Abstract. To investigate dominant vertical structures of observed temperature perturbations, and to test the temperature implications of the convective quasi-equilibrium hypothesis, the relationship of the tropical temperature profile to the average free-tropospheric temperature is examined in Atmospheric Infrared Sounder (AIRS) satellite data, radiosonde observations, and National Centers for Environmental Prediction–National Center for Atmospheric Research (NCEP–NCAR) reanalysis. The spatial scales analyzed extend from the entire Tropics down to a single reanalysis grid point or radiosonde station, with monthly to daily time scales. There is very high vertical coherence of free-tropospheric temperature perturbations. There is also fairly good agreement throughout the free troposphere between observations and a theoretical quasi-equilibrium perturbation profile calculated from a distribution of moist adiabats. The boundary layer is fairly independent from the free troposphere, especially for smaller scales.

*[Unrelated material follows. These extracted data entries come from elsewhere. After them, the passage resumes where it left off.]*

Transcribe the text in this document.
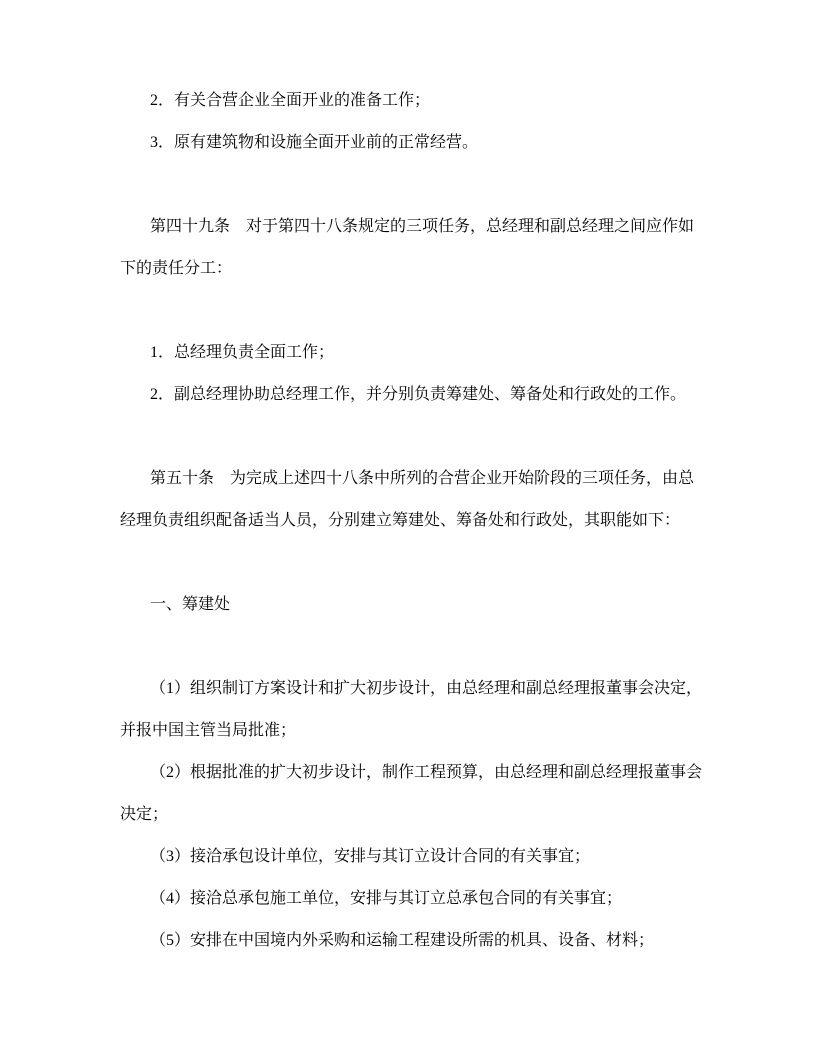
2．有关合营企业全面开业的准备工作；
3．原有建筑物和设施全面开业前的正常经营。
第四十九条　对于第四十八条规定的三项任务，总经理和副总经理之间应作如
下的责任分工：
1．总经理负责全面工作；
2．副总经理协助总经理工作，并分别负责筹建处、筹备处和行政处的工作。
第五十条　为完成上述四十八条中所列的合营企业开始阶段的三项任务，由总
经理负责组织配备适当人员，分别建立筹建处、筹备处和行政处，其职能如下：
一、筹建处
（1）组织制订方案设计和扩大初步设计，由总经理和副总经理报董事会决定，
并报中国主管当局批准；
（2）根据批准的扩大初步设计，制作工程预算，由总经理和副总经理报董事会
决定；
（3）接洽承包设计单位，安排与其订立设计合同的有关事宜；
（4）接洽总承包施工单位，安排与其订立总承包合同的有关事宜；
（5）安排在中国境内外采购和运输工程建设所需的机具、设备、材料；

A third vertical feature of the temperature perturbation profile is here termed the "convective cold top"— a robust negative correlation between temperature perturbations of the vertically averaged free troposphere and those of the upper troposphere and lower stratosphere. The convective cold top is found for observations and reanalysis at many temporal and spatial scales. Given this prevalence, the literature is reviewed for previous examples of what is likely a single phenomenon. One simple explanation is proposed: hydrostatic pressure gradients from tropospheric warming extend above the heating, forcing ascent and adiabatic cooling. The negative temperature anomalies thus created are necessary for anomalous pressure gradients to diminish with height.
Citation. Holloway, C. E. and J. D. Neelin, 2007: The convective cold top and quasi equilibrium. J. Atmos. Sci., 64, 1467-1487. doi:10.1175/JAS3907.1.